Work by economists like Mariana Mazzucato has led to growing recognition that many of the key innovations that fueled economic growth were funded by governments. A new report by the Broadbent Institute, More Courageous Bets and Equitable Returns: Challenging Perceptions about Public Investment in Innovation looks at what Canadian governments should be doing differently.
A Globe and Mail Business journalist points out that one of the biggest reasons for Apple's success is technology whose development was funded by the United States government. Apple products like the iPhone or iPad are dependent on publicly funded technology like the lithium battery or liquid crystal display.
Newfoundland and Labrador crown corporation Nalcor Energy's mapping project is a small example of how some governments are questioning the assumption that all governments can do to encourage economic development is hand out tax breaks.
This month, Norway's oil revenue fund reached the point where every Norwegian is now a millionaire in Norwegian kroner.
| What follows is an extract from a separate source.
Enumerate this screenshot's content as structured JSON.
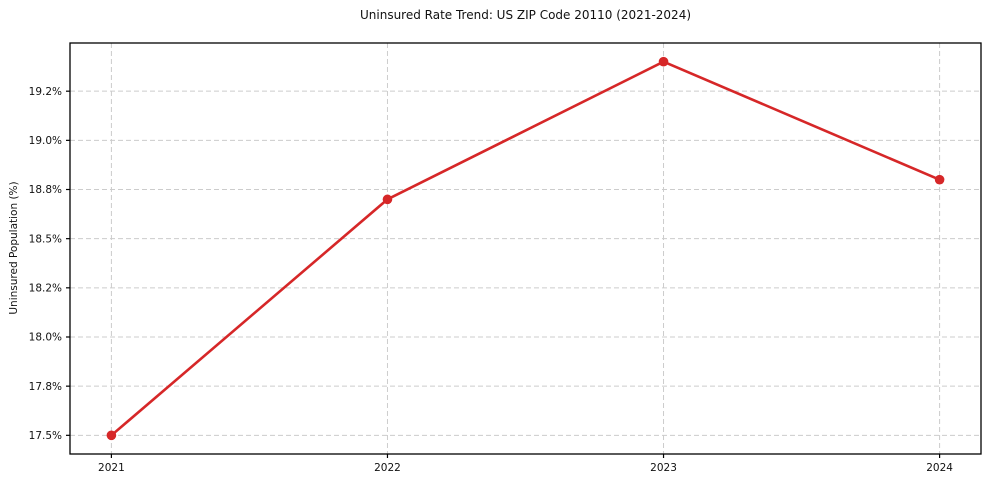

As an article in the Tyee shows, this is very different from what has happened with Alberta's oil revenue.
A new report from the Institute for Research on Public Policy (IRPP) shows that even governments that claim to oppose industrial policies are implementing them.
In The Resurgence of Industrial Policy and What It Means for Canada the authors suggest that the success of countries that are openly pursuing industrial policies and the role industrial policies have played in the past in all developed countries mean more countries will be adopting industrial policies.
In its report card, “How Canada Performs”, the Conference Board of Canada gave Canada a “D” for innovation. It found Canada ranked 14th out of the 17 countries surveyed and lack of innovation was harming the economy.
What makes the report card surprising is that the Canadian government spends more on research and development, as a percent of GDP, than any of the other countries surveyed. The problem is how the money is spent.